I first heard Danny O'Brien's doubts about Haystack
in June, and his chief concern was simple and easily understood: no one was able to get a copy of the software to test it for flaws. For anyone who knows anything about cryptography or security, that ought to have been damning right out of the gate. The lack of such detail is why experienced technology journalists, including Bruce Schneier
, generally avoided commenting on it. There is a simple principle at work here: the *only* reason to trust technology that claims to protect its users' privacy and/or security is that it has been thoroughly peer-reviewed – banged on relentlessly by the brightest and best and they have failed to find holes.
As a counter-example, let's take Phil Zimmermann's PGP, email encryption software that really has protected the lives and identities of far-flung dissidents. In 1991, when PGP first escaped onto the Net, interest in cryptography was still limited to a relatively small, though very passionate, group of people. The very first thing Zimmermann wrote in the documentation was this: why should you trust this product?
Just in case readers didn't understand the importance of that question, Zimmermann elaborated, explaining how fiendishly difficult it is to write encryption software that can withstand prolonged and deliberate attacks. He was very careful not to claim that his software offered perfect security, saying only that he had chosen the best algorithms he could from the open literature. He also distributed the source code freely for review by all and sundry (who have to this day failed to find substantive weaknesses). He
concludes: "Anyone who thinks they have devised an unbreakable encryption scheme either is an incredibly rare genius or is naive and inexperienced." Even the software's name played down its capabilities:
Pretty Good Privacy.
When I wrote about PGP in 1993
, PGP was already changing the world by up-ending international cryptography regulations, blocking mooted US legislation that would have banned the domestic use of strong cryptography, and defying patent claims. But no one, not even the most passionate cypherpunks, claimed the two-year-old software was the perfect, the only, or even the best answer to the problem of protecting privacy in the digital world. Instead, PGP was part of a wider argument taking shape in many countries over the risks and rewards of allowing civilians to have secure communications.

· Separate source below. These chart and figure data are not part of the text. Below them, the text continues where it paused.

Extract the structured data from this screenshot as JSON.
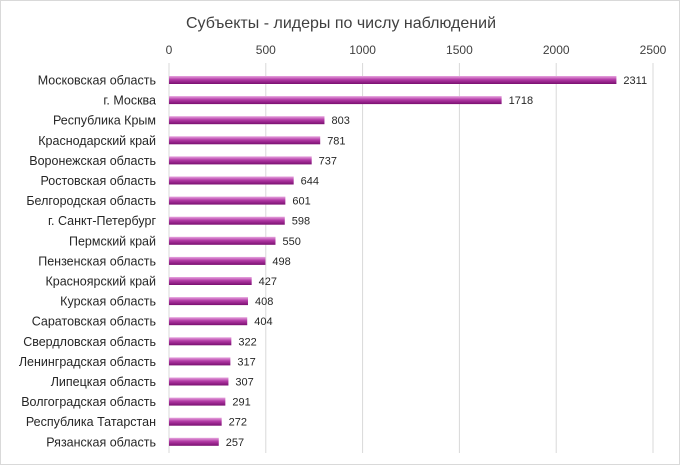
{
  "chart_data": {
    "type": "bar",
    "orientation": "horizontal",
    "title": "Субъекты - лидеры по числу наблюдений",
    "xlim": [
      0,
      2500
    ],
    "ticks": [
      0,
      500,
      1000,
      1500,
      2000,
      2500
    ],
    "axis_position": "top",
    "grid": true,
    "legend": "none",
    "bar_color": "#9b1f8f",
    "categories": [
      "Московская область",
      "г. Москва",
      "Республика Крым",
      "Краснодарский край",
      "Воронежская область",
      "Ростовская область",
      "Белгородская область",
      "г. Санкт-Петербург",
      "Пермский край",
      "Пензенская область",
      "Красноярский край",
      "Курская область",
      "Саратовская область",
      "Свердловская область",
      "Ленинградская область",
      "Липецкая область",
      "Волгоградская область",
      "Республика Татарстан",
      "Рязанская область"
    ],
    "values": [
      2311,
      1718,
      803,
      781,
      737,
      644,
      601,
      598,
      550,
      498,
      427,
      408,
      404,
      322,
      317,
      307,
      291,
      272,
      257
    ]
  }
}
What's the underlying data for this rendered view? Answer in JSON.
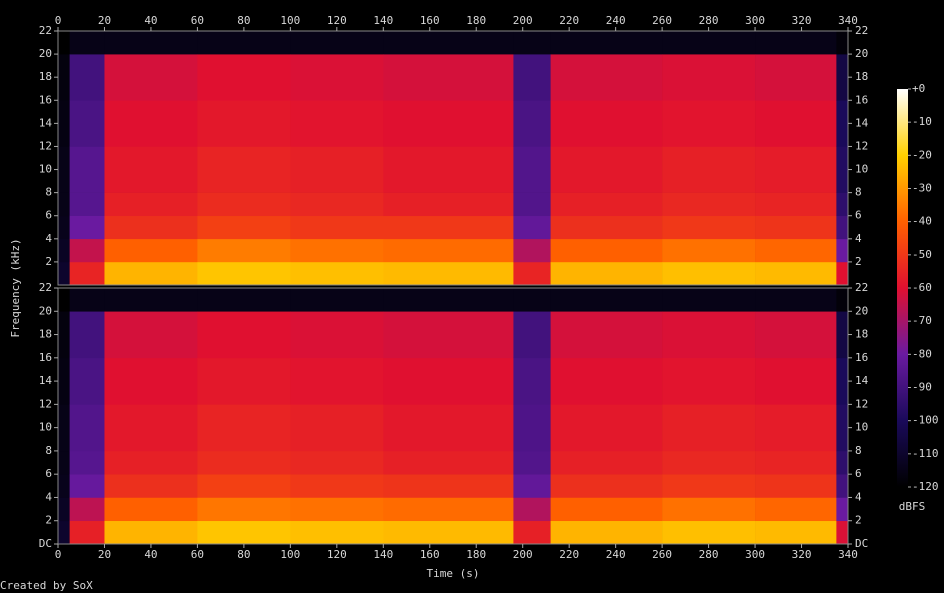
{
  "chart_data": [
    {
      "type": "heatmap",
      "ylabel": "Frequency (kHz)",
      "xlim": [
        0,
        340
      ],
      "xticks": [
        0,
        20,
        40,
        60,
        80,
        100,
        120,
        140,
        160,
        180,
        200,
        220,
        240,
        260,
        280,
        300,
        320,
        340
      ],
      "ylim": [
        0,
        22
      ],
      "yticks": [
        2,
        4,
        6,
        8,
        10,
        12,
        14,
        16,
        18,
        20,
        22
      ],
      "xbins": [
        0,
        5,
        20,
        60,
        100,
        140,
        196,
        212,
        260,
        300,
        335,
        340
      ],
      "ybins": [
        0,
        2,
        4,
        6,
        8,
        12,
        16,
        20,
        22
      ],
      "values": [
        [
          -110,
          -112,
          -114,
          -115,
          -115,
          -116,
          -117,
          -120
        ],
        [
          -55,
          -65,
          -80,
          -85,
          -85,
          -88,
          -90,
          -115
        ],
        [
          -25,
          -40,
          -52,
          -56,
          -58,
          -60,
          -62,
          -115
        ],
        [
          -22,
          -35,
          -48,
          -53,
          -55,
          -58,
          -60,
          -115
        ],
        [
          -23,
          -37,
          -50,
          -54,
          -56,
          -59,
          -61,
          -115
        ],
        [
          -24,
          -38,
          -50,
          -56,
          -58,
          -60,
          -62,
          -115
        ],
        [
          -55,
          -68,
          -82,
          -86,
          -86,
          -88,
          -90,
          -115
        ],
        [
          -25,
          -40,
          -52,
          -56,
          -58,
          -60,
          -62,
          -115
        ],
        [
          -23,
          -37,
          -50,
          -54,
          -56,
          -59,
          -61,
          -115
        ],
        [
          -24,
          -39,
          -51,
          -55,
          -57,
          -60,
          -62,
          -115
        ],
        [
          -60,
          -80,
          -90,
          -95,
          -98,
          -100,
          -105,
          -118
        ]
      ],
      "clim": [
        -120,
        0
      ],
      "colormap": [
        "#000000",
        "#1a0a5a",
        "#6a1aa0",
        "#e01030",
        "#ff6000",
        "#ffd000",
        "#ffffff"
      ],
      "colorbar": {
        "label": "dBFS",
        "ticks": [
          {
            "value": 0,
            "label": "+0"
          },
          -10,
          -20,
          -30,
          -40,
          -50,
          -60,
          -70,
          -80,
          -90,
          -100,
          -110,
          -120
        ]
      }
    },
    {
      "type": "heatmap",
      "xlabel": "Time (s)",
      "xlim": [
        0,
        340
      ],
      "xticks": [
        0,
        20,
        40,
        60,
        80,
        100,
        120,
        140,
        160,
        180,
        200,
        220,
        240,
        260,
        280,
        300,
        320,
        340
      ],
      "ylim": [
        0,
        22
      ],
      "yticks": [
        {
          "value": 0,
          "label": "DC"
        },
        2,
        4,
        6,
        8,
        10,
        12,
        14,
        16,
        18,
        20,
        22
      ],
      "xbins": [
        0,
        5,
        20,
        60,
        100,
        140,
        196,
        212,
        260,
        300,
        335,
        340
      ],
      "ybins": [
        0,
        2,
        4,
        6,
        8,
        12,
        16,
        20,
        22
      ],
      "values": [
        [
          -110,
          -112,
          -114,
          -115,
          -115,
          -116,
          -117,
          -120
        ],
        [
          -56,
          -66,
          -81,
          -85,
          -86,
          -88,
          -90,
          -115
        ],
        [
          -25,
          -40,
          -52,
          -56,
          -58,
          -60,
          -62,
          -115
        ],
        [
          -22,
          -36,
          -48,
          -53,
          -55,
          -58,
          -60,
          -115
        ],
        [
          -23,
          -37,
          -50,
          -54,
          -56,
          -59,
          -61,
          -115
        ],
        [
          -24,
          -38,
          -51,
          -56,
          -58,
          -60,
          -62,
          -115
        ],
        [
          -56,
          -68,
          -82,
          -86,
          -87,
          -88,
          -90,
          -115
        ],
        [
          -25,
          -40,
          -52,
          -56,
          -58,
          -60,
          -62,
          -115
        ],
        [
          -23,
          -37,
          -50,
          -54,
          -56,
          -59,
          -61,
          -115
        ],
        [
          -24,
          -39,
          -51,
          -55,
          -57,
          -60,
          -62,
          -115
        ],
        [
          -61,
          -80,
          -90,
          -95,
          -98,
          -100,
          -105,
          -118
        ]
      ]
    }
  ],
  "footer": "Created by SoX"
}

Now to the claims made for Haystack in its FAQ
However, even if our methods were compromised, our users' communications would be secure. We use state-of-the-art elliptic curve cryptography to ensure that these communications cannot be read. This cryptography is strong enough that the NSA trusts it to secure top-secret data, and we consider our users' privacy to be just as important. Cryptographers refer to this property as perfect forward secrecy.
Without proper and open testing of the entire system – peer review – they could not possibly know this. The strongest cryptographic algorithm is only as good as its implementation. And even then, as Clive Robertson writes in Financial Cryptography
, technology is unlikely to be a complete solution.
What a difference a sexy news hook makes. In 1993, the Clinton Administration's response to PGP was an FBI investigation that dogged Zimmermann for two years; in 2010, Hillary Clinton's State Department fast-tracked Haystack through the licensing requirements. Why such a happy embrace of Haystack rather than existing privacy technologies such as Freenet
, or other anonymous remailers and proxies remains as a question for the reader.